A schoolteacher, Nick Gibbs, said he was worried about the impact that rebranding Byron as a “social media place” could have on local kids.

“The impact that social media, that Instagram has, on kids’ body issues, self-perception, that constant need to be validated or gratified, or the feeling of insecurity that can come from not gaining that, I find that it’s something [that] is not going to go away,” Gibbs said. “It’s something we can’t change but we need to manage.

“But when we get our community and our town, and the place where we live, given a forced rebrand like this, we don’t get that say, and we don’t deserve to have that say removed from us.”

A petition calling on business owners to refuse the show permission to film on their premises, started by a resident, Tess Hall, last week, has already amassed thousands of signatures. Businesses that have vowed to boycott the show include the fashion brands Afends, Zulu and Zephyr, and Spell.

The Byron shire mayor, Simon Richardson, is also asking the council to oppose the production. But Richardson recognised that NSW filming protocols meant the council wouldn’t be able to shut down filming except in exceptional circumstances.
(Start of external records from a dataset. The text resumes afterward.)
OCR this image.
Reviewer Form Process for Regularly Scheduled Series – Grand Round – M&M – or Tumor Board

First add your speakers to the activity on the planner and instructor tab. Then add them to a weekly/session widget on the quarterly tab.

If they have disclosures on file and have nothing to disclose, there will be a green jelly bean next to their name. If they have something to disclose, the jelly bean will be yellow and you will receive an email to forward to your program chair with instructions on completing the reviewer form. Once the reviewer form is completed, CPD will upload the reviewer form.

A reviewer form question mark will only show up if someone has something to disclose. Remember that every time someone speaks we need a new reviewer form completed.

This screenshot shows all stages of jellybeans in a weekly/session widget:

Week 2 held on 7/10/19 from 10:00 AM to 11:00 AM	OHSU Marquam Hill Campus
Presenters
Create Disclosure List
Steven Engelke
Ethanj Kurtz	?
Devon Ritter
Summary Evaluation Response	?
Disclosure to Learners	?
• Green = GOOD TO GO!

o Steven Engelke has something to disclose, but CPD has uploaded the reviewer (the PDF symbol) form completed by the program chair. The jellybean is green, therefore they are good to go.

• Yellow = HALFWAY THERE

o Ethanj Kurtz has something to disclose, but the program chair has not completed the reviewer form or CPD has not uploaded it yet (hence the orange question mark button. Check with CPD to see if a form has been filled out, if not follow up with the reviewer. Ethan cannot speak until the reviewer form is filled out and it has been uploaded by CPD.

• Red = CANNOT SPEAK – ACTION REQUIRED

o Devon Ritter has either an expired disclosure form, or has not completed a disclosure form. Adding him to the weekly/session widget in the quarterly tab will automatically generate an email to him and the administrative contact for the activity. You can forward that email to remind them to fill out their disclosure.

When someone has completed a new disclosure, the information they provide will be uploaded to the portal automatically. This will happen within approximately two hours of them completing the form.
Related: Byron Bay influencers broadcast a life that's too good to be true – because it is | Brigid Delaney

Guardian Australia understands that Netflix consulted with some locals before announcing its plans, including state and federal government representatives. The show is also engaging a high number of residents to work on its production team, as well as in catering, transport and accommodation.

Netflix’s director of content for Australia and New Zealand, Que Minh Luu, told Guardian Australia that “the show is authentic and honest, and while it carries all the classic hallmarks of the form and embraces the drama, heartbreak and conflict that makes for such entertaining viewing, our goal is to lift the curtain on influencer culture to understand the motivation, the desire, and the pain behind this very human need to be loved.

“The reason behind choosing Byron Bay as a location was driven by the area’s unique attributes as a melting pot of entrepreneurialism, lifestyle and health practices, and the sometimes uneasy coming together of the traditional ‘old Byron’ and the alternative ‘new’, all of which we’ll address in the series.”

The show is scheduled to being filming next month.